1. Digitize and centralize all your critical contracts – get them out of physical storage, filing cabinets, desk drawers, inboxes and onto a controlled, indexed, centralized, contract repository
2. Audit your contract estate – as a part of #1, make sure that you have all the executed contracts and ancillary agreements required for each of your vendors and customers
3. Close your audit gaps – use web portals or outreach tools to contact vendors or customers and request document updates or additional information
4. Consider a data model – understand and prioritize key contractual data points to support ongoing portfolio management, risk analysis and future amendment. For Schrems II repapering, this would obviously prioritise data protection clauses
5. Isolate bespoke arrangements – to the extent that they exist, know where there are significant template deviations or bespoke arrangements, so that they can be fully contemplated in any risk and amendment review
6. Extract crucial data – if budget is tight, isolate the crucial data points from #4 and extract those using the most cost effective combination of technology and people
7. Staunch the template noise – whilst you cannot change the proliferation of templates on the legacy book, you can rationalize and control template usage going forward
8. Update policy – to embed #7, ensure that you standardize and streamline policy, wherever possible, up to the global level.

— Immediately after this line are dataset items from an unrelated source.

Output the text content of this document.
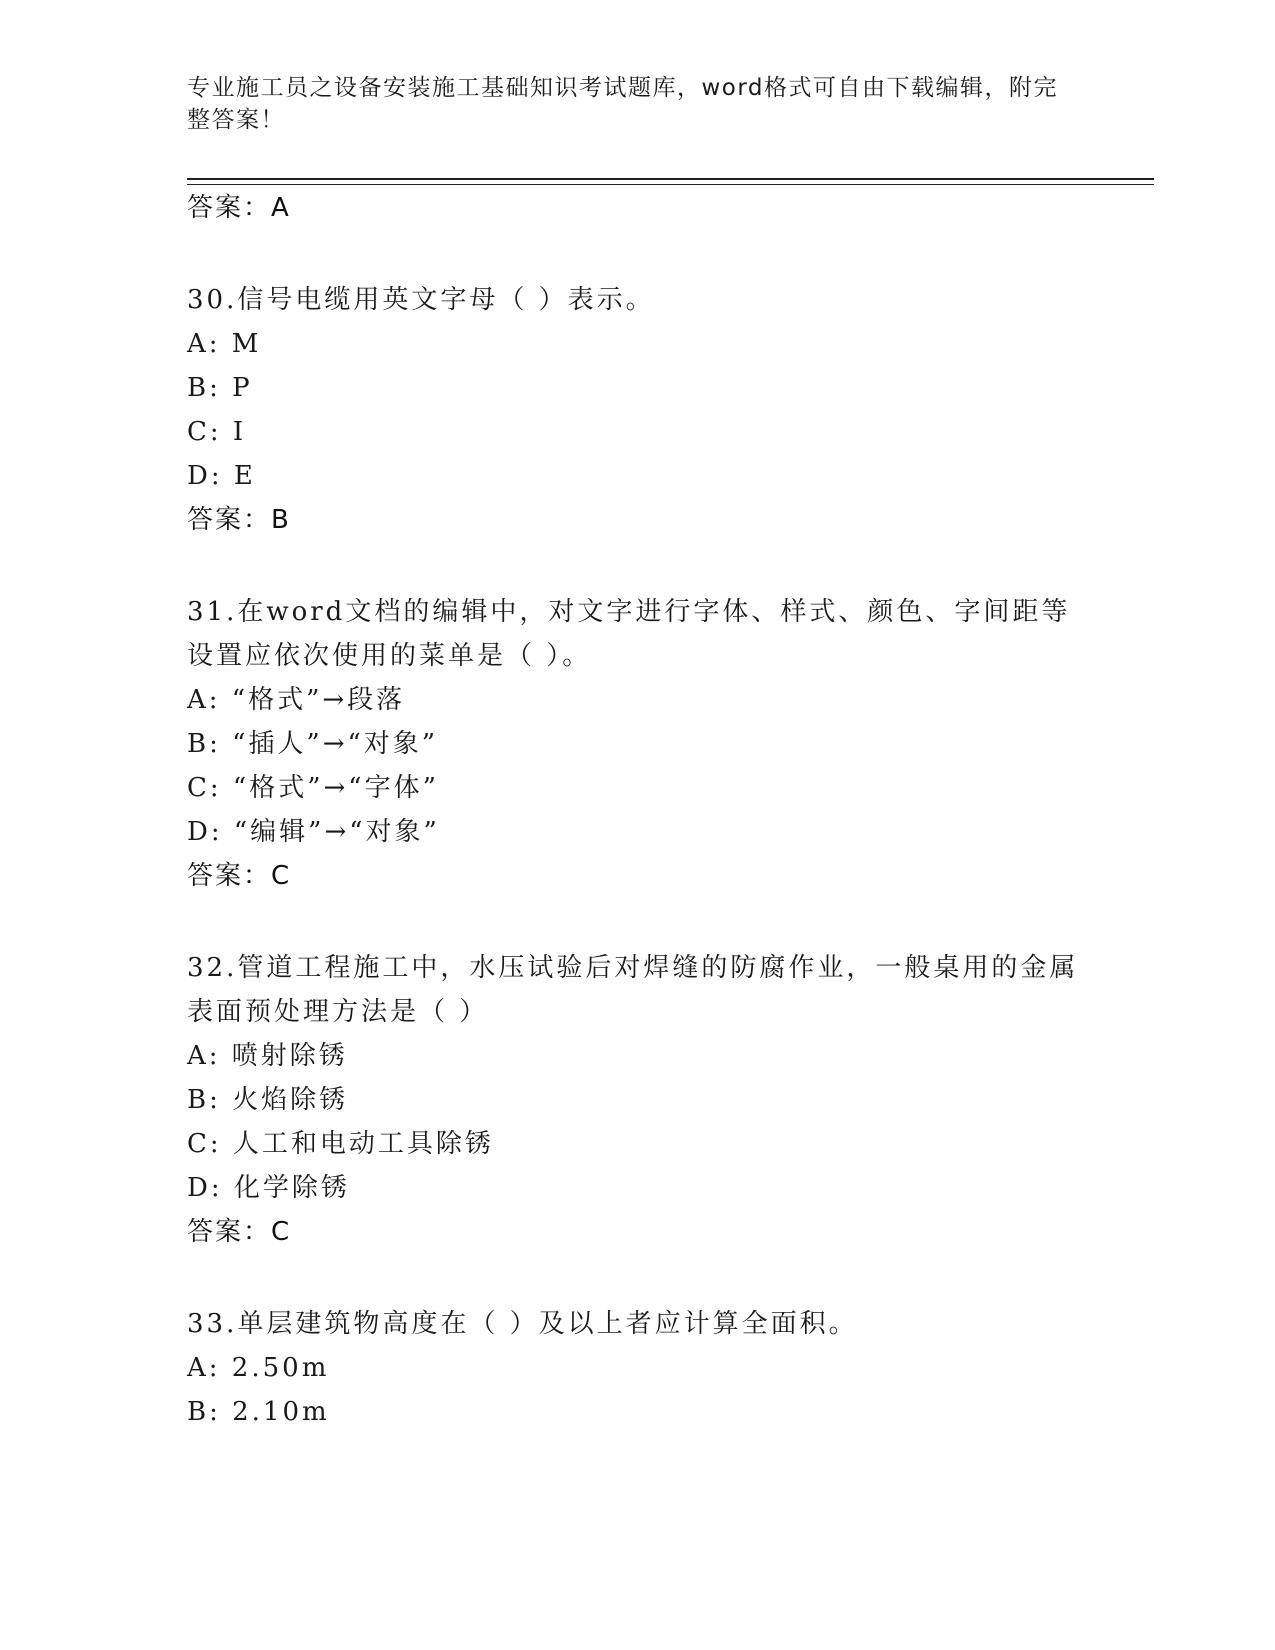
专业施工员之设备安装施工基础知识考试题库，word格式可自由下载编辑，附完
整答案！
答案：A
30.信号电缆用英文字母（ ）表示。
A: M
B: P
C: I
D: E
答案：B
31.在word文档的编辑中，对文字进行字体、样式、颜色、字间距等
设置应依次使用的菜单是（ ）。
A: “格式”→段落
B: “插人”→“对象”
C: “格式”→“字体”
D: “编辑”→“对象”
答案：C
32.管道工程施工中，水压试验后对焊缝的防腐作业，一般桌用的金属
表面预处理方法是（ ）
A: 喷射除锈
B: 火焰除锈
C: 人工和电动工具除锈
D: 化学除锈
答案：C
33.单层建筑物高度在（ ）及以上者应计算全面积。
A: 2.50m
B: 2.10m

Not all of the above needs to be completed before considering a repapering challenge like SCC repapering but the key thing is to start this journey sooner rather than later. Even at big organizations, this can be pragmatically achieved with one or two people with hybrid legal/change management skillsets who, reasonably quickly, should be able to start providing transparency as to:
> the scope of the impacted vendor/customer base
> the existing contractual data that firms have access to and where the gaps are
> the bespoke provisions and template variability that will need to be considered
> what native technology capability organizations pragmatically have access to in a short time frame
The above should be enough to provide organizations with the minimal viable data required to start shaping a responsible repapering strategy and delivery plan, whilst crucially, presenting senior management with a prioritised list of risks that will need to be recognized in the near term. For the long history of repapering projects is littered with the lesson that it’s best to invest in “bringing out the dead” in the early stages of project thinking rather than to risk having to compensate for findings towards the back end of a project, where new data may need to be extracted or customer/vendors recontacted, all under a pressing deadline and potentially regulatory scrutiny… Here be Dragons or, indeed, Grey Swans!